Extras for this release include, International (3 minutes 12 seconds) and Japanese (2 minutes 8 seconds) trailers for the film, alternate opening credits with English text narration (2 minutes 14 seconds), alternate end credits for U.S, release under the title Unsane (1 minute 51 seconds), an option to play via seamless branching rare English language inserts in place of Italian language inserts, a documentary titled Yellow Fever: The Rise and Fall of the Giallo ( 89 minutes 20 seconds, in Italian and English with English subtitles) and audio commentary with film critic and Dario Argento scholar Maitland McDongh.

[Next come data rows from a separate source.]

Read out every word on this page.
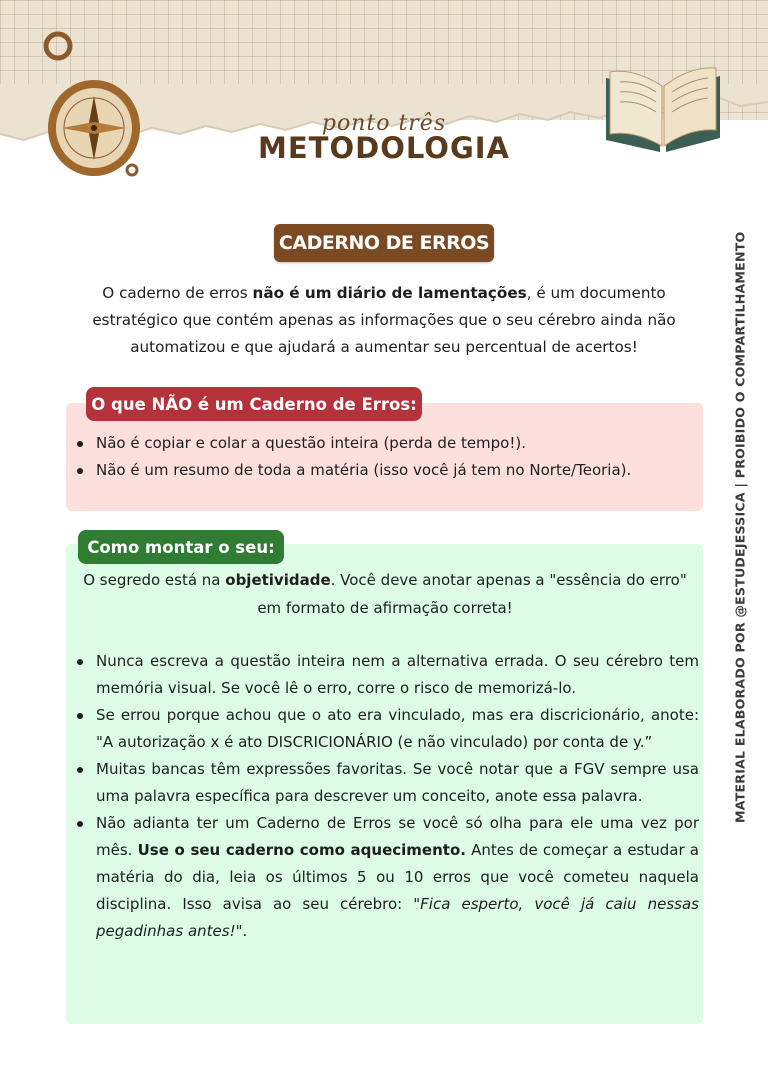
ponto três
METODOLOGIA
CADERNO DE ERROS
O caderno de erros não é um diário de lamentações, é um documento estratégico que contém apenas as informações que o seu cérebro ainda não automatizou e que ajudará a aumentar seu percentual de acertos!
O que NÃO é um Caderno de Erros:
Não é copiar e colar a questão inteira (perda de tempo!).
Não é um resumo de toda a matéria (isso você já tem no Norte/Teoria).
Como montar o seu:
O segredo está na objetividade. Você deve anotar apenas a "essência do erro" em formato de afirmação correta!
Nunca escreva a questão inteira nem a alternativa errada. O seu cérebro tem memória visual. Se você lê o erro, corre o risco de memorizá-lo.
Se errou porque achou que o ato era vinculado, mas era discricionário, anote: "A autorização x é ato DISCRICIONÁRIO (e não vinculado) por conta de y.”
Muitas bancas têm expressões favoritas. Se você notar que a FGV sempre usa uma palavra específica para descrever um conceito, anote essa palavra.
Não adianta ter um Caderno de Erros se você só olha para ele uma vez por mês. Use o seu caderno como aquecimento. Antes de começar a estudar a matéria do dia, leia os últimos 5 ou 10 erros que você cometeu naquela disciplina. Isso avisa ao seu cérebro: "Fica esperto, você já caiu nessas pegadinhas antes!".
MATERIAL ELABORADO POR @ESTUDEJESSICA | PROIBIDO O COMPARTILHAMENTO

The extra titled Yellow Fever: The Rise and Fall of the Giallo serves as a good introduction for those who are just getting into this genre.
Topics discussed in the audio commentary include, themes explored in this film and recurring themes explored by Dario Argento, imagery and symbolism, the giallo and essential elements to the genre, cast & casting choices, the look of the film – visuals, set design and wardrobe, the score, key moments, the ending and her overall thoughts about the film.
Overall Tenebrae gets an exceptional release that is a clear forerunner for best release of the year.
Note: Synapse Films are also releasing this film on DVD.